My time with Final Fantasy XV was a confusing jumble of ideas. There’s no mechanical focal point, no one thing Final Fantasy XV hangs itself on that kept me coming back. It tells a garbled heap of a story, with combat that’s often imprecise and messy. And yet I spent more time than expected wandering the world of Eos, collecting frogs for an off-beat scientist, and driving aimlessly with my entourage. In Final Fantasy XV’s attempt to pump new life into the series, it’s developed a bit of an identity crisis.
Final Fantasy XV opens on a high-note; with Prince Noctis waving his father goodbye, off on a road trip with his buddies/bodyguards Prompto, Gladiolus, and Ignis.

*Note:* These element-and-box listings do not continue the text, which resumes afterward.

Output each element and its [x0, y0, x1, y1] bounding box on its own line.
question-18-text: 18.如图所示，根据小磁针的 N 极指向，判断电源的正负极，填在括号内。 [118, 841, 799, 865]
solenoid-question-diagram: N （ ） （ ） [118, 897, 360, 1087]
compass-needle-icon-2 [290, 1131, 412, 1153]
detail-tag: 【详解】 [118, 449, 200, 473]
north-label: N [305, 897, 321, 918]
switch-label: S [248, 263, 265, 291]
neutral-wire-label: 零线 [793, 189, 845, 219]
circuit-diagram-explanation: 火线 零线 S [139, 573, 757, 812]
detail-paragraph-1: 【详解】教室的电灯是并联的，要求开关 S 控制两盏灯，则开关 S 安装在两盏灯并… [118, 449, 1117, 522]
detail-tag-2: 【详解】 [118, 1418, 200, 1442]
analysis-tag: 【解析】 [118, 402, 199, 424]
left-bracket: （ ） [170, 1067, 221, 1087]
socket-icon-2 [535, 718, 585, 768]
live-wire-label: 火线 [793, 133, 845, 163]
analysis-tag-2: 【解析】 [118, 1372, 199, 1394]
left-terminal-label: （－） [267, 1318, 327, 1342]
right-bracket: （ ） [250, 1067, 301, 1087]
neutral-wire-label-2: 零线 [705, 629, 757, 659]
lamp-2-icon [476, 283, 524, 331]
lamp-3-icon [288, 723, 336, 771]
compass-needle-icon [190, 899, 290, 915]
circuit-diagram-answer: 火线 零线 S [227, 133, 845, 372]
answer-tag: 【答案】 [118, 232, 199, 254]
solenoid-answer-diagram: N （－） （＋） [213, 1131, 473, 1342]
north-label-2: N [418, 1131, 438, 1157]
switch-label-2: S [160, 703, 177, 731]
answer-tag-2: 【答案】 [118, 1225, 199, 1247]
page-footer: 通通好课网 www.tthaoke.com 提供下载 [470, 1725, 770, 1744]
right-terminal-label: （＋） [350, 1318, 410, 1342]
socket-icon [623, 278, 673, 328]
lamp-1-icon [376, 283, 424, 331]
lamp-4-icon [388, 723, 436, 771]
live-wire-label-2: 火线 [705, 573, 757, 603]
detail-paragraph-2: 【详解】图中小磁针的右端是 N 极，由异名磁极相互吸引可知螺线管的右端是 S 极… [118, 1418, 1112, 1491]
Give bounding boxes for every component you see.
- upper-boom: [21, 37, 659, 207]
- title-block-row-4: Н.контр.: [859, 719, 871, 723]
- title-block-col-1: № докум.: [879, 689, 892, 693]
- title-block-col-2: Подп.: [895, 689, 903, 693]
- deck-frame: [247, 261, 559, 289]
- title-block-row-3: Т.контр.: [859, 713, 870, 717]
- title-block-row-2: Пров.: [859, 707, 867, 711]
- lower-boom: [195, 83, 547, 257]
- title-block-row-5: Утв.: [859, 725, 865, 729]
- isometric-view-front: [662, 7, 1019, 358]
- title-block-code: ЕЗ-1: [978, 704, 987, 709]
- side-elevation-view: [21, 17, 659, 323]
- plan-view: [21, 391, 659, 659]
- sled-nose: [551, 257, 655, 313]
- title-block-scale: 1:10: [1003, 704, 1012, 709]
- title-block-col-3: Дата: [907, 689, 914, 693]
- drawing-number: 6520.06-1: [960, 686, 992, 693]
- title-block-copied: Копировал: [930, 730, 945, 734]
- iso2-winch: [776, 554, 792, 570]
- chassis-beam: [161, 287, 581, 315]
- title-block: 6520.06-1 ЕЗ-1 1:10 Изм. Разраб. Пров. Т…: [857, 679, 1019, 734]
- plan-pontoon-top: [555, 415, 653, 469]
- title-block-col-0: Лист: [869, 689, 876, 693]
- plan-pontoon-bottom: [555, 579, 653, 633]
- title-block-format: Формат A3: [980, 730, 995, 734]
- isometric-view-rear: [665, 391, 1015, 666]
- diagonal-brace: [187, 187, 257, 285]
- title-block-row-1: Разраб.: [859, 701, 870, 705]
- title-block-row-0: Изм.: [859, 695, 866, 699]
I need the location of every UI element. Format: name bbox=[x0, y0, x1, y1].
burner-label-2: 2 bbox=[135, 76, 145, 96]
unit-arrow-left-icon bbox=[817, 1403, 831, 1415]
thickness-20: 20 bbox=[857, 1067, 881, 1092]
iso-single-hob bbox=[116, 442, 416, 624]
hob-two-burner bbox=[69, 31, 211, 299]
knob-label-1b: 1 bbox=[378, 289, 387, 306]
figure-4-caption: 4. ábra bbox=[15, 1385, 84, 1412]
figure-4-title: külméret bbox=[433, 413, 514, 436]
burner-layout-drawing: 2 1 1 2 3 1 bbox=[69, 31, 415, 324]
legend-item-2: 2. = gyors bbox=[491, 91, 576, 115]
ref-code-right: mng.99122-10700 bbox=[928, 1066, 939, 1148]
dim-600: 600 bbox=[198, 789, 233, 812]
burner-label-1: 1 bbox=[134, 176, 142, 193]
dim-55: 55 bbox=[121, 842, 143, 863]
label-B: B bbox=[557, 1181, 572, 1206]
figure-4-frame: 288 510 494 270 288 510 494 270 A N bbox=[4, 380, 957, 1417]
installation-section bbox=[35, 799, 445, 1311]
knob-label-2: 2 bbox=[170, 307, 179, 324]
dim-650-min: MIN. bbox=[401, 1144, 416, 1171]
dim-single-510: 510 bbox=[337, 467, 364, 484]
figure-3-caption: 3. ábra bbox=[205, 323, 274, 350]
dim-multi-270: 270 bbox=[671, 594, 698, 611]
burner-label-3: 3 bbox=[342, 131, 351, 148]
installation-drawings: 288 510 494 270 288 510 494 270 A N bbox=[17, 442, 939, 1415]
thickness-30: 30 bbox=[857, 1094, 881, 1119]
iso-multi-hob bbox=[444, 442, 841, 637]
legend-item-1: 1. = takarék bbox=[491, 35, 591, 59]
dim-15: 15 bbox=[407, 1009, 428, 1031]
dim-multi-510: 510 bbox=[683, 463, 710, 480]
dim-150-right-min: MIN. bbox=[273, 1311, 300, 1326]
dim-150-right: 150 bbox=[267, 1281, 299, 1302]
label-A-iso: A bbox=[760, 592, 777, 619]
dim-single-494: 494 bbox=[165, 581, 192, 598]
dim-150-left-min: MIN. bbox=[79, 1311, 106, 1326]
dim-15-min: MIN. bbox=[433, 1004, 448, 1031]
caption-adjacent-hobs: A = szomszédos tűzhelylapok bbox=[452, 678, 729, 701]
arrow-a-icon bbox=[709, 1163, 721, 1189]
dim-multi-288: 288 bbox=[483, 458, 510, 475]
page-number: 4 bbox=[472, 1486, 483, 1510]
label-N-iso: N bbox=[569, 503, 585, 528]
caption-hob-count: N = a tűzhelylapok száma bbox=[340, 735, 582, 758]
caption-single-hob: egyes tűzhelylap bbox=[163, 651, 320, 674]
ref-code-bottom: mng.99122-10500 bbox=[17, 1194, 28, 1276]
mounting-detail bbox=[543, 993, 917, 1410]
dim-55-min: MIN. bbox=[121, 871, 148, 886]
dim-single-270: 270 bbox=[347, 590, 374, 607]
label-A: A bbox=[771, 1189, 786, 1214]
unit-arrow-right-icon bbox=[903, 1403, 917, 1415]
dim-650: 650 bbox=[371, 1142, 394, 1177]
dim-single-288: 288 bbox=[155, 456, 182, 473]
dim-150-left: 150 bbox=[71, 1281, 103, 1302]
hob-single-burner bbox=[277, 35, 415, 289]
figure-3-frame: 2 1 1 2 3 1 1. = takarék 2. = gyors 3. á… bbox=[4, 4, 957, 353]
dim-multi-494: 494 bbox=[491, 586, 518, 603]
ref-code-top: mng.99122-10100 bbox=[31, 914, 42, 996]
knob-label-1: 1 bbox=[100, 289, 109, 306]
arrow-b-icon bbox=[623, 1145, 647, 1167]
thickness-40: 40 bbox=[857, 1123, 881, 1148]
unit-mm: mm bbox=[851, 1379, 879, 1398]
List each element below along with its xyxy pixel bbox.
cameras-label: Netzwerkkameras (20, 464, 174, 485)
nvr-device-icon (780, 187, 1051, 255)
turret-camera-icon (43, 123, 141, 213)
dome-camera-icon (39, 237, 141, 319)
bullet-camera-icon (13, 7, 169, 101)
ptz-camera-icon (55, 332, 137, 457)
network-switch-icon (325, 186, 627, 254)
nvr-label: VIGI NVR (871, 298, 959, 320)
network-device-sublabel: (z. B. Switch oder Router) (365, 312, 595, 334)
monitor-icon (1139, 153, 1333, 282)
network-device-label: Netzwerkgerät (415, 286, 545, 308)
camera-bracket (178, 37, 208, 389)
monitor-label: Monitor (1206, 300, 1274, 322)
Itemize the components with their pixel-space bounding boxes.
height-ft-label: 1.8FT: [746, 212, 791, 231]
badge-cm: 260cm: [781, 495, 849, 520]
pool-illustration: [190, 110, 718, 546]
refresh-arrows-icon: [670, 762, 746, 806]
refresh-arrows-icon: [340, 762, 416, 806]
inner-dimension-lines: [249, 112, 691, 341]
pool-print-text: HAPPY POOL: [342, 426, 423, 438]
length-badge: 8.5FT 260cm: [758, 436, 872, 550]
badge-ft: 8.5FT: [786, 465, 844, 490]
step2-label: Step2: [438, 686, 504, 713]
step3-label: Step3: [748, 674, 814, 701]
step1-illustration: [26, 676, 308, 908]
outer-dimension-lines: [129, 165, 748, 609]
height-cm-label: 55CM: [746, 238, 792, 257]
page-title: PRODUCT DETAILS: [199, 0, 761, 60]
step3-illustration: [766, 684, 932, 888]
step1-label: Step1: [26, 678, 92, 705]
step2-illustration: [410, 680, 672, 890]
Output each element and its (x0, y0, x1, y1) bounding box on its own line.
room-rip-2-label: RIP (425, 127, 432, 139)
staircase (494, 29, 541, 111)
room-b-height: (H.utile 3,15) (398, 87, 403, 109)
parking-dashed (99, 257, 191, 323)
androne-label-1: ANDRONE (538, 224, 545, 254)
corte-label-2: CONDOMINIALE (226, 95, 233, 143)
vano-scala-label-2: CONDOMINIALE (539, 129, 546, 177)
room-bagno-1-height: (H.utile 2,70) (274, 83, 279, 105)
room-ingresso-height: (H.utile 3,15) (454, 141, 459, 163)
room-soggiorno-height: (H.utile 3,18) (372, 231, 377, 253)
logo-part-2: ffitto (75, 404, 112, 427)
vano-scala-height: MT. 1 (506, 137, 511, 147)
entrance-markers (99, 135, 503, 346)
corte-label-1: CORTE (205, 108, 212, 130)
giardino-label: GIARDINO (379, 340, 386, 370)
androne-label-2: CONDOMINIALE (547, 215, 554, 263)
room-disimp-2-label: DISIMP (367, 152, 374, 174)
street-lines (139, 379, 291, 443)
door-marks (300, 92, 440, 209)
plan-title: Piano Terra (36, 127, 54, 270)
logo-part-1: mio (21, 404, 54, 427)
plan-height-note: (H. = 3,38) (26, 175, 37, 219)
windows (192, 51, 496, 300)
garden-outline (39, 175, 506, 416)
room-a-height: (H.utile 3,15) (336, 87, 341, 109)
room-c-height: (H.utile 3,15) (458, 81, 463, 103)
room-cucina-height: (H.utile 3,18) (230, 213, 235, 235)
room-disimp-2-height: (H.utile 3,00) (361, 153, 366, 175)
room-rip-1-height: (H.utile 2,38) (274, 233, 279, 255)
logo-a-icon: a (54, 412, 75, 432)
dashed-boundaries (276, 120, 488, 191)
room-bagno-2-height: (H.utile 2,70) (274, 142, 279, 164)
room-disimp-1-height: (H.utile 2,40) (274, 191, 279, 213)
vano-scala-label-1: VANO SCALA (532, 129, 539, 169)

Skip forward and the first input the game asked was to push a broken down car (the Regalia) towards a nearby garage, as Florence and the Machines rendition of “Stand by Me” whimsically plays over the title splash. It was a surprisingly heartfelt moment, and one that frames Final Fantasy XV’s best component – the relationship between the four protagonists.
From this point on it’s a thematic jumble, as the story juggles (early game-spoiler) the death of your father and destruction of your kingdom, brotherly love, a near hopeless war, riding a chocobo, and regularly visiting a garage where the mechanic still sees whale-tail as the height of fashion. That’s a lot of plates to spin. The tone was an unfortunate casualty for the sake of the open world, which may be why the latter half of the game is a linear experience more akin to past games. It feels like Square-Enix jammed the broody Final Fantasy Versus XIII shown previously, with a more light-hearted re-write and never knew how to reconcile the two.